Они вышли в Симферополе на привокзальную площадь. Виктор поставил на асфальт чемоданы, Татьяна на чемоданы — свои сумки, Володька на сумку — сетку с игрушками, и вдруг Виктор и Таня засмеялись. Было тепло.

И вокзал, южный, легкий, хотя и громадный, и всюду зелень, и деловитые коренастые шоферы в легких рубашках, и толпы курортников, таких же веселых, обрадованных долгожданным и неожиданным теплом, и загорелые степенные старухи из местных, и крик, горячая южная речь вместе с удивительной неторопливостью; огненные тюльпаны охапками — все это было настоящее. Вот очередь за такси — к морю, скорей к морю, у приезжих еще горячая потребность не считать денег, а живей по серпантинам туда, на берег, на ЮБК[26], куда мечтали попасть целый год. Скорей! И тут же смешная реклама: «Летайте самолетами Аэрофлота!» — будто на каких-то еще самолетах, кроме аэрофлотовских, можно прилететь… «Летайте самолетами»… А если отсюда — «плавайте пароходами»? Или «ездите собаками»? Ха-ха-ха… Мы не хотим сейчас никуда лететь. Мы хотим ехать. К морю. Скорей.

Макаровы не сели в такси. Они проморгали, и хвост выстроился громадный, а на троллейбусы уже через двадцать минут очереди не стало. Сели в троллейбус.

Троллейбус тронулся, легко покатился по городу, вышел на степную дорогу, покатился еще быстрее и легче, и сумерки, а потом сменившая их темнота полетели навстречу. Теплый воздух плыл мимо открытых окон.

— Подумать только, — задумчиво сказала Таня и подняла подбородок. — Мы опять в Крыму. Вместе — и в Крыму. Тебе верится?

Темная степь текла мимо, и когда Макаров думал, что завтра утром они проснутся, а внизу, под лоджиями дома отдыха, — горячий пляж, и можно просто лежать на солнце, и никаких вахт, и всюду небо, смотри на него два месяца подряд, — ему казалось, что все это сон.

И ему вспомнился прошлогодний отпуск, когда все было так же, как сейчас, и оттого, что хотелось именно повторения прошлогоднего отпуска, а не чего-то нового, приходила радость. Ему казалось, что Татьяна и он нашли свой ритм — ритм счастливой семьи. И если говорить и времени и о месте — это было десять месяцев Севера и два месяца Крыма.

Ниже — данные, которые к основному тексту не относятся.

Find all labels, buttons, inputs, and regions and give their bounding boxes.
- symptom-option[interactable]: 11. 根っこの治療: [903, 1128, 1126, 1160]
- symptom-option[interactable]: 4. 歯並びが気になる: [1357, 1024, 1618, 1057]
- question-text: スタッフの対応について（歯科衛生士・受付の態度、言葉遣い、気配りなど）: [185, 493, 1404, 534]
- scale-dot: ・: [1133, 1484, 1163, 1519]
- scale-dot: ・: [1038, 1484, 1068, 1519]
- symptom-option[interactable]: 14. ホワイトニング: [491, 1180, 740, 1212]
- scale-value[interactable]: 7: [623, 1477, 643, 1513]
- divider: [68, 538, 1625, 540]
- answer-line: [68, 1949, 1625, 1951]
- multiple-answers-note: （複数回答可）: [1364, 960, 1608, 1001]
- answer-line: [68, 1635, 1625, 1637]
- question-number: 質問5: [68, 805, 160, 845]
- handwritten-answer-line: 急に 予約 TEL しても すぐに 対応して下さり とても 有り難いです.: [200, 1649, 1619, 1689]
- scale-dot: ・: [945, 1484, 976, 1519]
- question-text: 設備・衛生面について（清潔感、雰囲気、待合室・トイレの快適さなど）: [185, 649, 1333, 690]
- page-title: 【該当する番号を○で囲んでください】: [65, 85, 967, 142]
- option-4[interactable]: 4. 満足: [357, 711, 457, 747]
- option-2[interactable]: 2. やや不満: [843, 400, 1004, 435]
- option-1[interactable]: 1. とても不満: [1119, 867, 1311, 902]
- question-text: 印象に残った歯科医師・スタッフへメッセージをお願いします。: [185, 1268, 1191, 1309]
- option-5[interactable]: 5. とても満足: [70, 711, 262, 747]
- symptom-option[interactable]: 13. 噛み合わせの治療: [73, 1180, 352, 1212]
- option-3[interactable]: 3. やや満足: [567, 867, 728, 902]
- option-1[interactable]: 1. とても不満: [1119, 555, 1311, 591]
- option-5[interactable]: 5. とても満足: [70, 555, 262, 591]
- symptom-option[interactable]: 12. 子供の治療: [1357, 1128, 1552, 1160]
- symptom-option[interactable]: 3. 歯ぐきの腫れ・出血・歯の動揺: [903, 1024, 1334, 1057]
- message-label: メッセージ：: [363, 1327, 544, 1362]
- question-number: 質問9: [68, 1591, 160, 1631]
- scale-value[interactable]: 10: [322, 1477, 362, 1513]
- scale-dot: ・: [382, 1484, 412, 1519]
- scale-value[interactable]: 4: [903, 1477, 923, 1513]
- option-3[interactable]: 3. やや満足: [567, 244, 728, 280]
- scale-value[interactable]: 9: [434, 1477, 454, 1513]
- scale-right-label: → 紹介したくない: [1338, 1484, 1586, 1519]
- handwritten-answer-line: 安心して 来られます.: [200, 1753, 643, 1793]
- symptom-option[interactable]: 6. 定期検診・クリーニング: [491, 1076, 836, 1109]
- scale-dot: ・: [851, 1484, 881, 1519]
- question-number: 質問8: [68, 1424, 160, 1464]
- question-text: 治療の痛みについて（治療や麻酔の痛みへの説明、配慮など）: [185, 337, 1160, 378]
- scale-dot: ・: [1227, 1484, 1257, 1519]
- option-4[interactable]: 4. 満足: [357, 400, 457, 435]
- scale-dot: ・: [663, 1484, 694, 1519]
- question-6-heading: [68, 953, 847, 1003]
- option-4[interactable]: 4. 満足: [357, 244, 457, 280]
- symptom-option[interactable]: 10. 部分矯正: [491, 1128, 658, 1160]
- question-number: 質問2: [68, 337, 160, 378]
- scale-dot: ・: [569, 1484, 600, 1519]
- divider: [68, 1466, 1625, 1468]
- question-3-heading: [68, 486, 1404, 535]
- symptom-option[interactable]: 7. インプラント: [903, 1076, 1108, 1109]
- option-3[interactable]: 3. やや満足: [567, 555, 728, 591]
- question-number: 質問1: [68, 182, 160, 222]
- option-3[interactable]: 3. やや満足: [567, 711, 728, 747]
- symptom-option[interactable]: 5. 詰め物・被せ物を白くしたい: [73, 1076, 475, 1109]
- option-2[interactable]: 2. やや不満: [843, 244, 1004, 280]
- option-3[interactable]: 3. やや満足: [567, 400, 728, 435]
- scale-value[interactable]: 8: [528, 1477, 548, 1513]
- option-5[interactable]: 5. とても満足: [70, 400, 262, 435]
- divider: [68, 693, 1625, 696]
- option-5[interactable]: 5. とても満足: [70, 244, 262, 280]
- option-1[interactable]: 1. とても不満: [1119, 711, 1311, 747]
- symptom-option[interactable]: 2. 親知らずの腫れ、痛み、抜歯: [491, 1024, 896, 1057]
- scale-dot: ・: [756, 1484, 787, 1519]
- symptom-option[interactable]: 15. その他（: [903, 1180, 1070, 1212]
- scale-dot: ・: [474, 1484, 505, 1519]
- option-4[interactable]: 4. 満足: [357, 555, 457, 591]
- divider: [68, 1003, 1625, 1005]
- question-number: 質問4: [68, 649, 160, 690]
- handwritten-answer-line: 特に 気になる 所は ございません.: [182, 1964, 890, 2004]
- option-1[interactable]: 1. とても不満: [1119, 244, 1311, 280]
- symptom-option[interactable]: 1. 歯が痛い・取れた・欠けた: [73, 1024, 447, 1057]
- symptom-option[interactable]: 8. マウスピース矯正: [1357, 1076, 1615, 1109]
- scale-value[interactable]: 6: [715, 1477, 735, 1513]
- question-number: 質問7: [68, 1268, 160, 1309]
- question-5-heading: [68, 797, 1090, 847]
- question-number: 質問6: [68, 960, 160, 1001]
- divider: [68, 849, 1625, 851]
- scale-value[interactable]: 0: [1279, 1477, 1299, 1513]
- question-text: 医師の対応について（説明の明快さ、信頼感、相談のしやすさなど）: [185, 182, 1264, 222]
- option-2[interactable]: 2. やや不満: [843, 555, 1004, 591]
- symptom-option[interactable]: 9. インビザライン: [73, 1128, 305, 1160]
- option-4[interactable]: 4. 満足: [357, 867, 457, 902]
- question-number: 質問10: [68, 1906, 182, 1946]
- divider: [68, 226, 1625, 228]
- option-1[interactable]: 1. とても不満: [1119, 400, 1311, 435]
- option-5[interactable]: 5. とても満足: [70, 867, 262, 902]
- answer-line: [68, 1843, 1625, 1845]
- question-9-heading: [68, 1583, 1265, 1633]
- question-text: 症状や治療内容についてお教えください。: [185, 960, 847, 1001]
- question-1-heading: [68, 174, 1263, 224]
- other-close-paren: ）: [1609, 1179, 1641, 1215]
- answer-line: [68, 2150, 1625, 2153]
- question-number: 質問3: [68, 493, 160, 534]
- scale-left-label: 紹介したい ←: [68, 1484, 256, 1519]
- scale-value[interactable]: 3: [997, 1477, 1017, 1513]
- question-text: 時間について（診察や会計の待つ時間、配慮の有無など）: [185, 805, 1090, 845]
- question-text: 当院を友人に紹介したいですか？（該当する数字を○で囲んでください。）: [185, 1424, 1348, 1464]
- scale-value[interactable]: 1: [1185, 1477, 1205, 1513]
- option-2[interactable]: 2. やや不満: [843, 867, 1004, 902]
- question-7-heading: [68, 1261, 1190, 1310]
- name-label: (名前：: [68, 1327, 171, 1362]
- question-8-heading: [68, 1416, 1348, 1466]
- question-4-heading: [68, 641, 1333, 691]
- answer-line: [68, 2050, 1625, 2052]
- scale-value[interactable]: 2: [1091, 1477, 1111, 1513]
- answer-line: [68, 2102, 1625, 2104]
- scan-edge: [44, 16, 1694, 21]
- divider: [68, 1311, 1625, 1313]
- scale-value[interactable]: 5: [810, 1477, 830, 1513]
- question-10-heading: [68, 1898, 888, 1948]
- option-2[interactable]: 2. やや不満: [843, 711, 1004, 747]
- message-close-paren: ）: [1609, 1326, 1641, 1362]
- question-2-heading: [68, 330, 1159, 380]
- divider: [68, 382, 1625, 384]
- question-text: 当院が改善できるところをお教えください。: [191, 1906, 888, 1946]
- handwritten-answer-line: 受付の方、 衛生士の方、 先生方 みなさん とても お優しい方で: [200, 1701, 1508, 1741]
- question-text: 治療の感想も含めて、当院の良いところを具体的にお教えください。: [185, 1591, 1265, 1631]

Тот разговор на пляже Виктор услышал тоже прошлым летом.

Он лежал тогда ничком на лежаке, дело было к вечеру, солнце ослабло, и гул людного берега стал глуше, поутих. Татьяна с Володькой купались, а Виктор ленился вставать.

Пляж понемногу пустел. Вылежавшие целый день на солнце «дикари» уходили часам к шести, молодежь в белых брючках бродила по молу, а на пляж в это время спускались купаться пожилые ученые из академического дома отдыха.

Те двое, разговор которых случайно услышал Виктор, тоже были, наверно, оттуда.

Один был толстенький, круглолицый, в шитой гладью угловатой тюбетейке, другой — высокий, грузный, с глубокими залысинами на породистой седой голове. Манеры у него были свободные, барские, а голос неожиданно молодой и гибкий. Под грибком была скамейка, и они сели на нее, не прерывая начатого по пути разговора.